I looked shrink wrapped in my
Sodden cotton shirt, you
Dishevelled and pink.
Then the sun came out.
The squall crossed the harbour
Tore up the sea with whitecaps, twisters.
I remembered the 189 sailors
Who drowned there that night
The wooden barque grounded on a reef
And splintering like dried bones.
1863 it was.
They crossed 7,000 miles of ocean
Only to founder and perish
A cannon shot from shore.
Wrapped in bladderwrack and kelp
They came ashore all week
Gumbooted, ghoulish-white and
Face down as though penitent
Their lips mouthing the gray sand.
Living and dying, hope and terror
Seem so deeply intertwined
That every kind of certainty can fail.
Yet I relish this moment
The flare of light after rain
The perfume everywhere of marigolds
The heart's long reach of feeling
The unburdening calm of this sky.'
Human beings always blame others when things go wrong. In 1863, attempting passage over perilous shoals into the Manukau harbor, the HMS Orpheus hit a sandbar and broke apart in the heavy seas -189 soldiers and sailors lost their lives. Capt. Burton would have blamed the maritime charts if he had not drowned; the lighthouse signalman blamed an admiral who reacted too late; the Naval enquiry board, not wanting to accept the Navy's culpability, blamed the signalman; the local Maori people blamed a white settler who the day before felled a nearby `tapu' (sacred) puriri tree, thus incurring Nature's retribution.
Standing on this beach I sometimes imagine that night, those mainly 12 18 year old boy soldiers, military reinforcements for the Maori Land Wars of that time, scores of them in their bright red uniforms clinging to the dismasted rigging, sobbing for their girls, their mothers and their lives in that pitiless sea.

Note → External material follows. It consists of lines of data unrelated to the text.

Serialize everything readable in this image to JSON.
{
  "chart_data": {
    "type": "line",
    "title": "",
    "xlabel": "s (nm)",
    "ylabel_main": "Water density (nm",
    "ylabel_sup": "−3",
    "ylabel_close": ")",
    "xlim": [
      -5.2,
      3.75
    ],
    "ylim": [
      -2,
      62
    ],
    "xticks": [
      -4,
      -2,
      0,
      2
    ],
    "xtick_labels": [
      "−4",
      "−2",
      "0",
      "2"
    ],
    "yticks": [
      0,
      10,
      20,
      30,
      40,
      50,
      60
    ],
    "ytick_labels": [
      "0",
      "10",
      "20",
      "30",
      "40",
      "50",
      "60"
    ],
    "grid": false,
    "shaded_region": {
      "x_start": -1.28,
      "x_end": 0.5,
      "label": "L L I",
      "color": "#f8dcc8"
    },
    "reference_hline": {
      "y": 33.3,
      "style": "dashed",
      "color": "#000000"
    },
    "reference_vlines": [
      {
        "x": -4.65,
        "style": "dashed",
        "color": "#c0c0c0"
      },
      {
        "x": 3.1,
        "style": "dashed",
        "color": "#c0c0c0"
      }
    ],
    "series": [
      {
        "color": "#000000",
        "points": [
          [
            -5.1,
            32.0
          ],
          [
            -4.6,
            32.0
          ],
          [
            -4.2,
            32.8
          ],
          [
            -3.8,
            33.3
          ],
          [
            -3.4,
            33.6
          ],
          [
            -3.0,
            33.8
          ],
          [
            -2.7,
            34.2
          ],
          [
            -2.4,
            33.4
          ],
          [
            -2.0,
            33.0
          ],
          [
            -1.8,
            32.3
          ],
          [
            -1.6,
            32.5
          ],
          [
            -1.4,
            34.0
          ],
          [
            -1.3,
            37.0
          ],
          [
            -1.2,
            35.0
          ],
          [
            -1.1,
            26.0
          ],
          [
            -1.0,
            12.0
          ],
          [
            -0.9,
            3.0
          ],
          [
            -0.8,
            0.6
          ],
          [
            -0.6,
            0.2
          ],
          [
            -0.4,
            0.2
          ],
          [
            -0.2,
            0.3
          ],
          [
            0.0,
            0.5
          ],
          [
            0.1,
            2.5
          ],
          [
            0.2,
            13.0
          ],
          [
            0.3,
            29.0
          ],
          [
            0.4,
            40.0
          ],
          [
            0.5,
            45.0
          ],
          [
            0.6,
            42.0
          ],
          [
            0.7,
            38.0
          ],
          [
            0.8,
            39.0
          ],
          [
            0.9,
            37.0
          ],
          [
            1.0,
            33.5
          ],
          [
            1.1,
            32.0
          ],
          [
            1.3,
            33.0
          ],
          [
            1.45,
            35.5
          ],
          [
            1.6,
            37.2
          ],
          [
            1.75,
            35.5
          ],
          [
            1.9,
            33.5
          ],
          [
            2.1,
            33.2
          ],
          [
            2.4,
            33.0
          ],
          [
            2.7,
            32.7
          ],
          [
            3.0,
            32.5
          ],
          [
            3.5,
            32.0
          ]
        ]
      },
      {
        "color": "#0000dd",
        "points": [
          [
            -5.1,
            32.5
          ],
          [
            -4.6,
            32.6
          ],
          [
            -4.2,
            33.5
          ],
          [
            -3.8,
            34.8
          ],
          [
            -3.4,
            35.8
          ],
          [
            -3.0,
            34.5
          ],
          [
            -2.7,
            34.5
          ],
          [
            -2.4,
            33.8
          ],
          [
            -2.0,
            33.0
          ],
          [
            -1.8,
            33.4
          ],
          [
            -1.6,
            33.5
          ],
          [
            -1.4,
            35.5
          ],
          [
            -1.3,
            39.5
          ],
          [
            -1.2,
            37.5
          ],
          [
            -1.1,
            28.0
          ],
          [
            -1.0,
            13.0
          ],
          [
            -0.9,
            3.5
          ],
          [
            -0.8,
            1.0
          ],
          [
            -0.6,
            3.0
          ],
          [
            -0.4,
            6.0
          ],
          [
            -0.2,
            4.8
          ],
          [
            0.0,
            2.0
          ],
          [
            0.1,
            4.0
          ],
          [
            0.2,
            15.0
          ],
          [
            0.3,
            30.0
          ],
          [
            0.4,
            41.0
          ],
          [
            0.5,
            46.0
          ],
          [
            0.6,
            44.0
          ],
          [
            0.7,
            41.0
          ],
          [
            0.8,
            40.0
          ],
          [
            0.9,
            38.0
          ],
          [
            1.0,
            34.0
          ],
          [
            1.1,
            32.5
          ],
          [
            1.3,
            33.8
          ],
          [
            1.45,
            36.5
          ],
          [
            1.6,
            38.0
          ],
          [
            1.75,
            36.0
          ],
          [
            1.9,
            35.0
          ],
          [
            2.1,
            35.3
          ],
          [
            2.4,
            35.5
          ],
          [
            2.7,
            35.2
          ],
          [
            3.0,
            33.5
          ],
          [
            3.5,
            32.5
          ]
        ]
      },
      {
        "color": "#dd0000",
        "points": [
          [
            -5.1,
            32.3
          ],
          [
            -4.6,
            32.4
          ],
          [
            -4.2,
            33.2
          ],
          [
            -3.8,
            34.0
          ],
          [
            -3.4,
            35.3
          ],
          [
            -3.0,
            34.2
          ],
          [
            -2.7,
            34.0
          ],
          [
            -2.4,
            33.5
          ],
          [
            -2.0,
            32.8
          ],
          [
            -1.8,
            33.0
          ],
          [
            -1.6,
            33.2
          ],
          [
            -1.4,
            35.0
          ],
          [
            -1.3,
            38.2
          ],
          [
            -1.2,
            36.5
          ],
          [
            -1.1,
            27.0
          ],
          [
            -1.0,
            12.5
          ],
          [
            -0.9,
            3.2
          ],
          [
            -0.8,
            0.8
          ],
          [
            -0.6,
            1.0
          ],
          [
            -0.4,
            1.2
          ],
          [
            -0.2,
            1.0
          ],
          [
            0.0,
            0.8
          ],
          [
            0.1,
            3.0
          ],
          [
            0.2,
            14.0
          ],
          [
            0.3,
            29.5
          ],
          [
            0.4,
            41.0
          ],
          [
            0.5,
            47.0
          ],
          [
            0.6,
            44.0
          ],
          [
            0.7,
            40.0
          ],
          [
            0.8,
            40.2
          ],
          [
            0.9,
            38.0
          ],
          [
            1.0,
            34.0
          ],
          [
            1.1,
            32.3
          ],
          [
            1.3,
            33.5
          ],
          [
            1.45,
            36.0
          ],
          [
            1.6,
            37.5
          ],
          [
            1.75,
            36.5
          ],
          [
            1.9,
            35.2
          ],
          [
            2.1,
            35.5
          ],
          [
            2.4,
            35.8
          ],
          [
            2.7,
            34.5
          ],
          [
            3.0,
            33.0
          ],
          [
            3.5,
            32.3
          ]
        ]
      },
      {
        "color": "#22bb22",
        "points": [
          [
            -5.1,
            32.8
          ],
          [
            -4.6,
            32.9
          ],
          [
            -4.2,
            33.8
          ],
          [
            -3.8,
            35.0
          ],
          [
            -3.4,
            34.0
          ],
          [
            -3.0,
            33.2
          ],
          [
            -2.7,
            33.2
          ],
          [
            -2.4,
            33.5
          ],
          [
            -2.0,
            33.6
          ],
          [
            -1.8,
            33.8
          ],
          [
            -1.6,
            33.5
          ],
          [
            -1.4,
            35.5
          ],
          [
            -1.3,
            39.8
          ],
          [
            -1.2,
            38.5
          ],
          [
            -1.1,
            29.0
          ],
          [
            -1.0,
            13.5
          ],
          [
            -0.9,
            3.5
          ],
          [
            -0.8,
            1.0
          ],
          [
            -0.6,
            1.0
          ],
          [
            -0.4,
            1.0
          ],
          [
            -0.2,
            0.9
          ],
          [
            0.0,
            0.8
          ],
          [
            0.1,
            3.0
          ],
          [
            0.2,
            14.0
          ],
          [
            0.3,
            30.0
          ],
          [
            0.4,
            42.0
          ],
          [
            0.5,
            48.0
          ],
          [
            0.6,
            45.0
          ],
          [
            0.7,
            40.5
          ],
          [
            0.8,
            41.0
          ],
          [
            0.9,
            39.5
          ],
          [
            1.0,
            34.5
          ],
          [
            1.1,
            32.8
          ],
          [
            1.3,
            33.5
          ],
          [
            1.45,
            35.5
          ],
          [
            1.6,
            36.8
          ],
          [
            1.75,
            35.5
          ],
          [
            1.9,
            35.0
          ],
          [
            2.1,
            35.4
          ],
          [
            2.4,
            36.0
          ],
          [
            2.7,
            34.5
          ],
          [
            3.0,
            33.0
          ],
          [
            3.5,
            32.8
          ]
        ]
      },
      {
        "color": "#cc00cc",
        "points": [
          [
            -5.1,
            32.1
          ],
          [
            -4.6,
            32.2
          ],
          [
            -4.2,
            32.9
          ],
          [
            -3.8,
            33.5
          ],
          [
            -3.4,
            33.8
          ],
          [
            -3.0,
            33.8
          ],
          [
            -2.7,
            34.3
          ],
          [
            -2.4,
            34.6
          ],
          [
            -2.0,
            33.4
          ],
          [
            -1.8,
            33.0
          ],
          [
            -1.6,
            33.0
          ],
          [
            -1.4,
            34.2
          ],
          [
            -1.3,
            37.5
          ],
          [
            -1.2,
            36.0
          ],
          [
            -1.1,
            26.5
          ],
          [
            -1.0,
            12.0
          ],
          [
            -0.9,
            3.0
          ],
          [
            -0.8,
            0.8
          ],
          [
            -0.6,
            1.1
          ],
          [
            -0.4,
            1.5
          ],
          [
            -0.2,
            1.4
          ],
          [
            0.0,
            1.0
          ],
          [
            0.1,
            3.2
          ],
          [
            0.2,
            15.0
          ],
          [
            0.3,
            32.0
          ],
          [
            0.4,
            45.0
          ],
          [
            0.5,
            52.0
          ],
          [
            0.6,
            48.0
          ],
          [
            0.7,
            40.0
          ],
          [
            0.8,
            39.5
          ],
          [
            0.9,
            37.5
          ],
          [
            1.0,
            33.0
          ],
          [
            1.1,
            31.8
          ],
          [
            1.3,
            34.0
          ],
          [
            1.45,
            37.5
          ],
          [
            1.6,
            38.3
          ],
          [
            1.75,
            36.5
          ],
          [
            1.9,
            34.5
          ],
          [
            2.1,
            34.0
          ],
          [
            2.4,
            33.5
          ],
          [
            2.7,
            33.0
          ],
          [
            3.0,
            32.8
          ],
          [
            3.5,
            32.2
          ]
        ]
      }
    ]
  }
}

They washed ashore in ones and threes and were finally buried en masse somewhere near where we were standing this morning, looking out into the curly headed deep of the Manukau bar. Now only seabirds roam or nest in this lonely unvisited place. I sat on a dune today to think of that long ago night, writing these few lines of remembrance.
Interestingly, one of our Auckland disciple's predecessors was on the Orpheus. He and a friend swam across two miles of ocean and landed intact on the southern side of the Manukau Harbor. The local Maoris found them and kept them in a large cage, feeding them regular meals. It was supposed by the captives they were being fattened for consumption some tribes were cannibals at that time but a week later a Christian missionary arrived and our relieved captives were handed over. They gave false names, decided to start new lives and not rejoin the navy, and so were presumed in all official accounts to have perished at sea. So only 187 sailors and soldiers actually died in the wreck of the Orpheus. Out of that strange history our disciple came into this world a lovely sad entanglement indeed.